We saw an incredible spike as soon as the campaign launched at midnight on their 5th birthday. With the urgency and the limited availability, combined with such a good offer, customers were staying up late ready to jump on the site ready for when the offer went live.”

Is using a milestone, such as a birthday, a good idea for brands to build a digital campaign around?

“Anything that you can turn into a consumer friendly event is usually something you can then build a digital promotion campaign around. So milestones do work really nicely, but it doesn't have to be an anniversary milestone, you could use anything from new product launches, something fun, quirky and seasonal. It might be something to do with the summer, brand events, seasonal things in the calendar, anything you can create a story around is likely to be something you can then build a promotion around.”

Was it just hardcore fans camping out to get the midnight offer?

“Not just hardcore fans, people who had heard of the offer as well. There was a mix of existing customers and they actually acquired a good number of new customer orders, which was a key objective of the campaign.”

What was your strategy in terms of content for Sunday Somewhere’s social media channels?

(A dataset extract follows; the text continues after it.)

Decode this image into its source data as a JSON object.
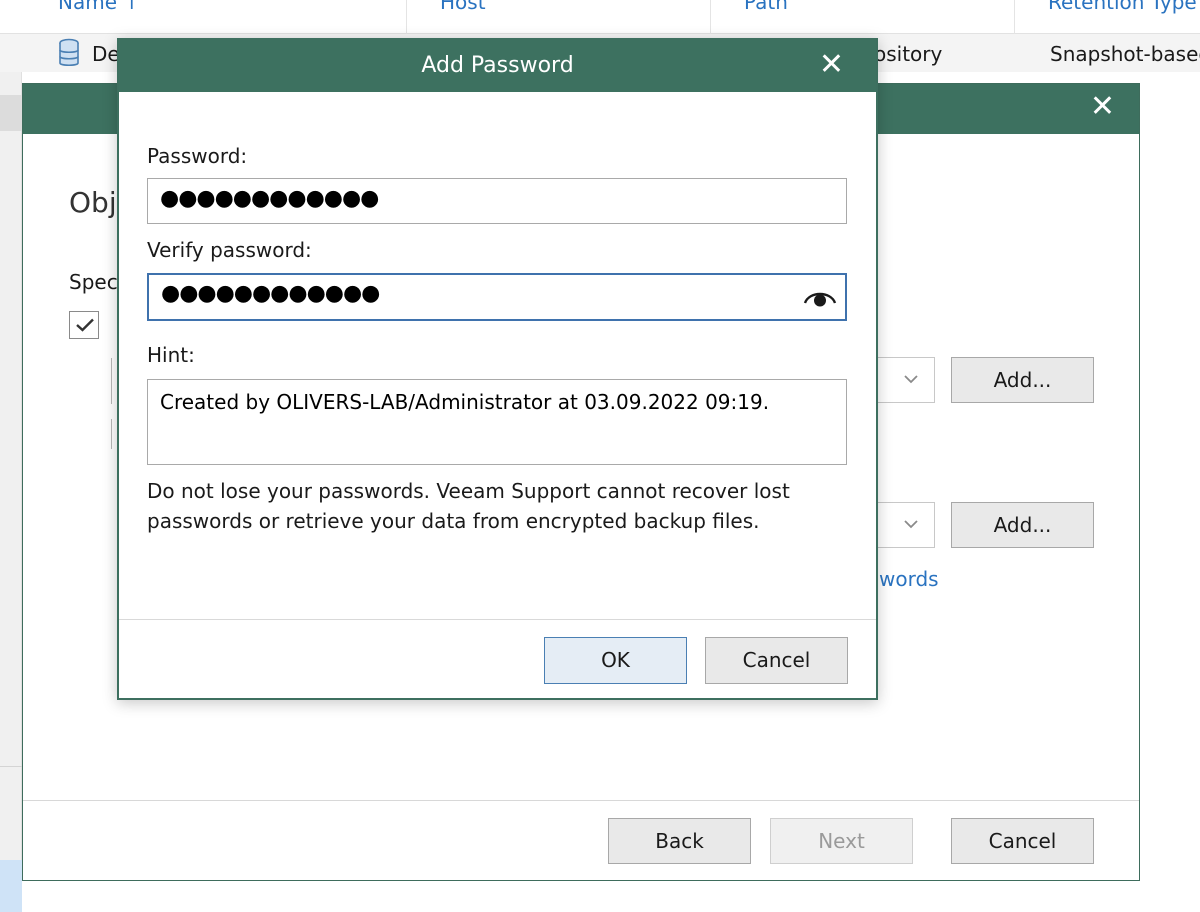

“We approached Social from two angles. So from an organic social perspective, there was quite a bit of investment in terms of content and energy that was put into promoting that. Sunday Somewhere created a lot of content that surrounded the sale but not particularly focused on it, such as features and highlights of some of the glasses that would be on sale.

The second aspect was paid social advertising, which was primarily focused on new customer prospecting, so reaching customers who aren't followers of the brand but are likely to match their customer profile. We ran a range of different creatives. We had about 5/6 different creative assets that we used, all with different variations of the $50 for 50 hours campaign message. Through that, we were able to engage their existing followers, it was that two pronged angle that was successful when the sale went live.”

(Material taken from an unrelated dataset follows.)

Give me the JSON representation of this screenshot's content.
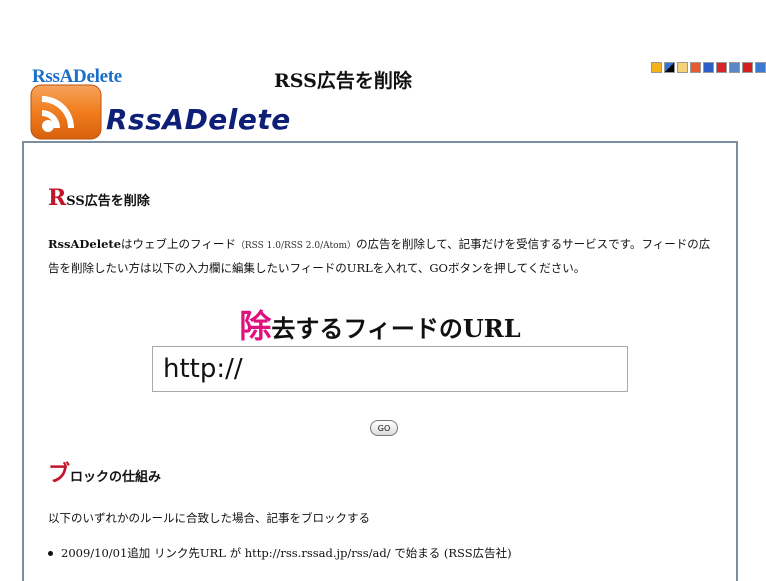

There are multiple paid search platforms when it comes to advertising your brand online, which key platforms did you predominantly invest in?

“Social advertising was a bit portion of the budget, as was search and shopping across the Google network. So that was critical to capture not just current customers of the brand, but avid sale shoppers as well. For example, Sunday Somewhere wouldn't particularly target the term "Sunglasses sale" however for this campaign we were able to broad the short term search phrases using paid advertising. We also used paid search to target keywords around their product range as well, such as the type of styles they offered. So we went quite a bit broader than what they would normally run, to be able to reach as many potential customers as possible.

The other key component of the campaign was display advertising, which we did through the google display network. With this we did both remarketing, so we built a few different audiences around that. So those who had been on the website during the sales period and then those that had been on the site before the promotion launched, those who had engaged with similar products in the past and we also did a new customer prospecting audience, so trying again to match demographic profile about who their customer is and reach those customers through the display network.”

How have you continued to work with Sunday Somewhere post the success of their birthday campaign?

The sale was Sunday Somewhere's first real exploration on a large scale into the paid advertising space, so since then there were able to take a lot of learnings from our campaigns to apply to their regular paid search strategy

We have continued with paid social advertising, especially prospecting through social advertising. predominantly what we work with them on is their paid search. Sunday Somewhere operate in a highly competitive market, which includes PPC competition from stockists who also sell their brand. They want to make sure they're in the number one position and at the top of search results when customers are looking for them.